For everyone watching Spain from afar, the Republic’s battle against Franco is a line in the sand. It’s the chance to resist fascism and stop the greater war they fear is looming on the not-so-distant horizon.
“When the fighting broke out on 18 July,” an English writer noted, “it is probable that every antifascist in E
urope felt a thrill of hope. For here at last, apparently, was democracy standing up to fascism. For years past the so-called democratic countries had been surrendering to fascism at every step. . . . But when Franco tried to overthrow a mildly left-wing government, the Spanish people, against all expectation, had risen against him. It seemed—possibly it was—the turning of the tide.”
As Chim would write a friend, “Dear boy, the world is not doing well, but it will be better and soon. It nears, we can feel it, we can see it, and it hangs in the air.”
PARIS
For Taro and Capa, the news from Spain is a chance, an opportunity. They decide they must immediately go to Spain—together, as a team—and capture these vital events.

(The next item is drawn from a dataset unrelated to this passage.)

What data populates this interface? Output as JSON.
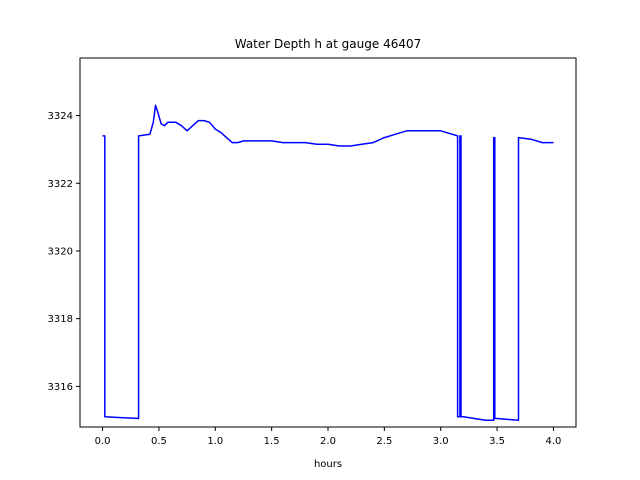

Before they leave, they visit a friend who feeds them breakfast and notices that “they were deeply in love, and she was so happy to go there with him. They were as broke as ever, and I did what I could and made them a meal.”
The trip to Spain is a big change in their relationship, an open declaration of their partnership. It is a major step for Taro, who is not just on the sidelines, aiding and helping Capa. She now has a press pass and is declaring herself to be a photographer in her own right. Yet Spain is a gamble. They are still new at this—who knows what work they’ll be able to sell?